«¡Marcas sí, productos no!»: tal fue la divisa del renacimiento del marketing, liderado por una nueva clase de empresas que se consideraban como «vendedoras de significado» y no como fabricantes de artículos. Lo que estaba cambiando era la idea de lo que se estaba vendiendo, tanto en cuanto a la publicidad como en cuanto a las marcas. El antiguo paradigma era que todo el marketing consiste en la venta de productos. En el nuevo modelo, el producto siempre es secundario respecto al producto real, que es la marca, y la venta de la marca integra un nuevo componente que sólo se puede denominar espiritual.
La publicidad es la caza de productos. La construcción de las marcas, en sus personificaciones más auténticas y avanzadas, es la trascendencia de la empresa. El concepto puede parecer dudoso, pero así debe ser. El Viernes de Marlboro trazó una línea divisoria entre las empresas que recortan los precios para vender y las que construyen marcas. Triunfaron las que construyen marcas, y se llegó a un nuevo consenso: los productos que tendrán éxito en el futuro no serán los que se presenten como «artículos de consumo», sino como conceptos: la marca como experiencia, como estilo de vida.
Desde entonces, un grupo selecto de grandes empresas ha intentado liberarse del mundo corpóreo de los bienes de consumo, de la fabricación y de los productos a fin de existir en otro plano. Argumentan que cualquiera puede fabricar un producto (y así es, como lo demostró el éxito de las marcas de la casa durante la recesión). En consecuencia, esas tareas menudas deben ser entregadas a subcontratistas, cuya única tarea consiste en servir los pedidos a tiempo y a bajo coste (y preferentemente en el Tercer Mundo, donde la mano de obra es barata, las leyes son permisivas y las exenciones impositivas llueven del cielo). Mientras tanto, las sedes centrales de las empresas tienen libertad para dedicarse al verdadero negocio: crear una mitología corporativa lo suficientemente poderosa como para infundir significado a estos objetos brutos imponiéndoles su nombre (…).

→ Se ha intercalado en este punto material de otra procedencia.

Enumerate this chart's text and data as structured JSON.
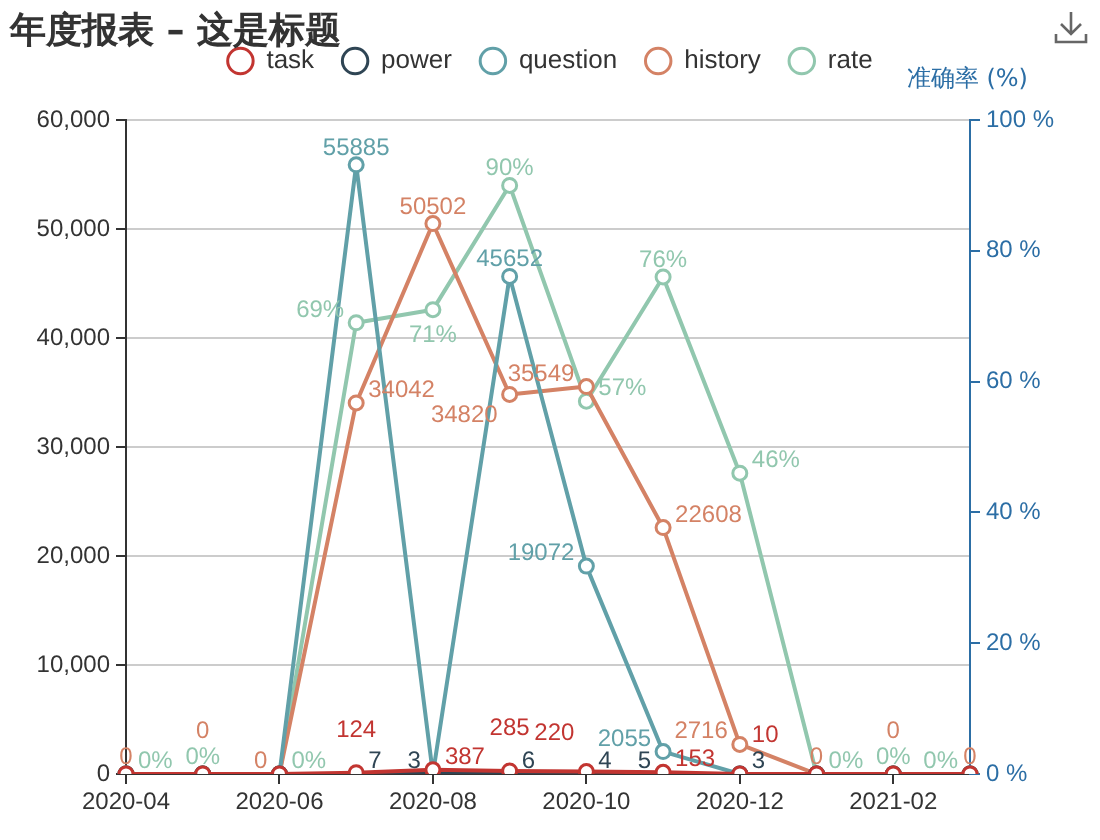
{
  "chart_data": {
    "type": "line",
    "title": "年度报表 – 这是标题",
    "y2label": "准确率 (%)",
    "categories": [
      "2020-04",
      null,
      "2020-06",
      null,
      "2020-08",
      null,
      "2020-10",
      null,
      "2020-12",
      null,
      "2021-02",
      null
    ],
    "series": [
      {
        "name": "task",
        "color": "#c23531",
        "values": [
          0,
          0,
          0,
          124,
          387,
          285,
          220,
          153,
          10,
          0,
          0,
          0
        ],
        "value_labels": [
          null,
          null,
          null,
          "124",
          "387",
          "285",
          "220",
          "153",
          "10",
          null,
          null,
          null
        ]
      },
      {
        "name": "power",
        "color": "#2f4554",
        "values": [
          0,
          0,
          0,
          7,
          3,
          6,
          4,
          5,
          3,
          0,
          0,
          0
        ],
        "value_labels": [
          null,
          null,
          null,
          "7",
          "3",
          "6",
          "4",
          "5",
          "3",
          null,
          null,
          null
        ]
      },
      {
        "name": "question",
        "color": "#61a0a8",
        "values": [
          0,
          0,
          0,
          55885,
          0,
          45652,
          19072,
          2055,
          0,
          0,
          0,
          0
        ],
        "value_labels": [
          null,
          null,
          null,
          "55885",
          null,
          "45652",
          "19072",
          "2055",
          null,
          null,
          null,
          null
        ]
      },
      {
        "name": "history",
        "color": "#d48265",
        "values": [
          0,
          0,
          0,
          34042,
          50502,
          34820,
          35549,
          22608,
          2716,
          0,
          0,
          0
        ],
        "value_labels": [
          "0",
          "0",
          "0",
          "34042",
          "50502",
          "34820",
          "35549",
          "22608",
          "2716",
          "0",
          "0",
          "0"
        ]
      },
      {
        "name": "rate",
        "color": "#91c7ae",
        "axis": "y2",
        "values": [
          0,
          0,
          0,
          69,
          71,
          90,
          57,
          76,
          46,
          0,
          0,
          0
        ],
        "value_labels": [
          "0%",
          "0%",
          "0%",
          "69%",
          "71%",
          "90%",
          "57%",
          "76%",
          "46%",
          "0%",
          "0%",
          "0%"
        ]
      }
    ],
    "ylim": [
      0,
      60000
    ],
    "yticks": [
      0,
      {
        "value": 10000,
        "label": "10,000"
      },
      {
        "value": 20000,
        "label": "20,000"
      },
      {
        "value": 30000,
        "label": "30,000"
      },
      {
        "value": 40000,
        "label": "40,000"
      },
      {
        "value": 50000,
        "label": "50,000"
      },
      {
        "value": 60000,
        "label": "60,000"
      }
    ],
    "y2lim": [
      0,
      100
    ],
    "y2ticks": [
      {
        "value": 0,
        "label": "0 %"
      },
      {
        "value": 20,
        "label": "20 %"
      },
      {
        "value": 40,
        "label": "40 %"
      },
      {
        "value": 60,
        "label": "60 %"
      },
      {
        "value": 80,
        "label": "80 %"
      },
      {
        "value": 100,
        "label": "100 %"
      }
    ],
    "grid": "y",
    "legend": "top",
    "marker": "circle",
    "line_style": "solid"
  }
}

“IBM no vende ordenadores, sino «soluciones» empresariales». Swatch no se ocupa de relojes, sino de la idea del tiempo”
Con la manía de las marcas ha aparecido una nueva especie de empresario, que nos informa con orgullo de que la marca X no es un producto sino un estilo de vida, una actitud, un conjunto de valores, una apariencia personal y una idea. Y ello parece realmente algo espléndido, muy distinto de cuando la marca X era un sacacorchos o una cadena de hamburgueserías, o incluso una exitosa marca de zapatillas de deporte. Nike, anunciaba Phil Knight a finales de la década de 1980, es «una empresa deportiva»; su misión no consiste en vender zapatillas, sino en «mejorar la vida de la gente y su estado físico» y en «mantener viva la magia del deporte». Tom Clark, alto ejecutivo y gurú de la industria de las zapatillas, explica que «la inspiración del deporte nos permite renacer constantemente».
Estas epifanías de «la visión de la marca» comenzaron a aparecer por doquier. «En Polaroid, el problema consistía en que seguían pensando que la empresa equivalía a las cámaras fotográficas», diagnosticaba John Hegarty, el presidente de su agencia publicitaria. «Pero el proceso de la visión (de la marca) nos enseñó que Polaroid no consiste en sus cámaras, sino que es un lubricante social». IBM no vende ordenadores, sino «soluciones» empresariales». Swatch no se ocupa de relojes, sino de la idea del tiempo (…)
“¡Cread marcas! ¡¡Cread marcas!! ¡¡¡Cread marcas!!!”
Durante los últimos seis años y perseguidos por la experiencia terrible del Viernes de Marlboro, las multinacionales se han subido al tren con un fervor que sólo se puede calificar de religioso. El mundo de las empresas no habría de inclinarse nunca más para orar ante el altar del mercado de los artículos de consumo. En adelante, sólo veneraría las imágenes mediáticas. O para citar a Tom Peters, el hombre de las marcas: «¡Cread marcas! ¡¡Cread marcas!! ¡¡¡Cread marcas!!! Ése es el mensaje (...) para la década de 1990 y más allá».